The sudden swings of borderline (emotional instability) personality disorder sufferer can look very much like mania. The trouble is treatment. You can say to the bipolar “Take your meds and this will pass” but to the sufferer of the personality disorder, you often have to sigh and watch her self-destruct and destroy others. The narcissist wages jihad against anyone who does not love him. The emotionally unstable will love you and hate you, often at the same time, striving to manipulate you and contain you. The sociopath smirks and slithers on his way. No pill changes these patterns of thinking.

An interview with a former monk in Salon explores the problem I have mentioned here, that of what is due to the brain and what is due to consciousness, those states of mind which are not easily accounted for by the results of an MRI or an EEG or a cut to one of the lobes:

Cognitive science has plenty of hypotheses that are testable. For instance, is Alzheimer’s related to a particular malfunctioning of the brain? More and more, scientists are able to identify the parts and functions of the brain that are necessary to generate specific mental states. So these are scientific issues.

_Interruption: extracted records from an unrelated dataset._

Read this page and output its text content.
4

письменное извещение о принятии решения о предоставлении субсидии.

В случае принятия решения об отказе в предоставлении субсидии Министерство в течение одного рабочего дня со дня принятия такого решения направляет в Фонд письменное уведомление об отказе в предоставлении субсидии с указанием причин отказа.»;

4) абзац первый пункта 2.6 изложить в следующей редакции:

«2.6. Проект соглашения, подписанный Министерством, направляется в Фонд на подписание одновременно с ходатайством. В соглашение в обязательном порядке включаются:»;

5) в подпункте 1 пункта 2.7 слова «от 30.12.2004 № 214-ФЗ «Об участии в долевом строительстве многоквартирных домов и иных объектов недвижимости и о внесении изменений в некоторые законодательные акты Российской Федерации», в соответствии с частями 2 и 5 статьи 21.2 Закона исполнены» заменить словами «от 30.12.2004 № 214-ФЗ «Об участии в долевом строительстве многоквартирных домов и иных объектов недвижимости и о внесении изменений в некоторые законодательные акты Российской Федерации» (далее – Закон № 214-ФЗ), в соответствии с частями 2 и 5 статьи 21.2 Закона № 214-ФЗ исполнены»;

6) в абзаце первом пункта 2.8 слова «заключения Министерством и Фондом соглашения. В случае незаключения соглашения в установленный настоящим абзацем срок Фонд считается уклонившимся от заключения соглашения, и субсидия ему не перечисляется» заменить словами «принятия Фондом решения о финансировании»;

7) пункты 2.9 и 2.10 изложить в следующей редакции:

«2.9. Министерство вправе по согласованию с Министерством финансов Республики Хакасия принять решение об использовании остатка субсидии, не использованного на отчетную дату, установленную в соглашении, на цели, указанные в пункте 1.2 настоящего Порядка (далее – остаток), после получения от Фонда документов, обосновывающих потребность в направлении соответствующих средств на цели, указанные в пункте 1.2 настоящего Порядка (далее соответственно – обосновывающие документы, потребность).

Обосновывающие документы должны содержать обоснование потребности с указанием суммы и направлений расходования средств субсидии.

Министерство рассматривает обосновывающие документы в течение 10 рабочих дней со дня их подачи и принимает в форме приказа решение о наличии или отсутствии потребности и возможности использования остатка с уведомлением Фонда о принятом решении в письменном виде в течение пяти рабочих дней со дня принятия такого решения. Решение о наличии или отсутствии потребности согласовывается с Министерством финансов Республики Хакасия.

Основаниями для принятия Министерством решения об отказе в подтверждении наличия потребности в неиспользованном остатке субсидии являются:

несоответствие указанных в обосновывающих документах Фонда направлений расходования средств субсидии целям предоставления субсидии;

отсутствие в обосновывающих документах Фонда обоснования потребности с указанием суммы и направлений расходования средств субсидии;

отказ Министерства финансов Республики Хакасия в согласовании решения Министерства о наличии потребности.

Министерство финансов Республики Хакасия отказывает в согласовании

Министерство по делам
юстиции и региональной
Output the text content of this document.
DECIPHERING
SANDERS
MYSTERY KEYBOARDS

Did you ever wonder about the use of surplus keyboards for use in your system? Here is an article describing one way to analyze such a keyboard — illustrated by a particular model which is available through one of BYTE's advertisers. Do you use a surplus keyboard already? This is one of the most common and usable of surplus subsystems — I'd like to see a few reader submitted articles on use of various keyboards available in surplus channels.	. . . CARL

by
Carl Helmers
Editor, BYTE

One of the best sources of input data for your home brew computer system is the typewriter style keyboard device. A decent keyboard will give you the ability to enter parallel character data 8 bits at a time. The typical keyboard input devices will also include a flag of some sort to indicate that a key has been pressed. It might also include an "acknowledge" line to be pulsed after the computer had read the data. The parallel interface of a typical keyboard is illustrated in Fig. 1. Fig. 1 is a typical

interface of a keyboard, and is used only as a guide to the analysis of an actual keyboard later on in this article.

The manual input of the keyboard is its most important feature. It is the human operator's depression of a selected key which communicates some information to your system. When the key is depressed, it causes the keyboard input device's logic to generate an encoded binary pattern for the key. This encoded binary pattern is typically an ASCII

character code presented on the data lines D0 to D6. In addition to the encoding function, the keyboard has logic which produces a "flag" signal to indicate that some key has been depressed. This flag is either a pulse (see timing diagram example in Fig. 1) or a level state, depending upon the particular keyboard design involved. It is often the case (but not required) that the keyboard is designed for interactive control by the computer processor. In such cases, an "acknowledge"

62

But now let’s tap into what the philosopher David Chalmers has called “the hard problem” — the relationship between the physical brain and consciousness. What is it about the brain — this mass of chemicals and electromagnetic fields — that enables it to generate any state of subjective experience? If your sole access to the mind is by way of physical phenomena, then you have no way of testing whether all dimensions of the mind are necessarily contingent upon the brain….

when you have no possible means of investigating the mind as it might operate independently of the brain, then to even raise it as an issue is indeed absurd. But there is one avenue of inquiry that’s been largely left out or simply repudiated. Right now, you and I have an ability to monitor our own mental states. Can we generate a mental image of an apple? Can we remember our mother’s face? Can we recite the opening lines of the Gettysburg Address or some favorite poem? Are these mental images that you generate nothing other than brain states or parts of the brain? At this point, those are not even scientific questions because nobody knows how to tackle them.

B. Alan Wallace

What mysteries await us in the Buddha’s brain?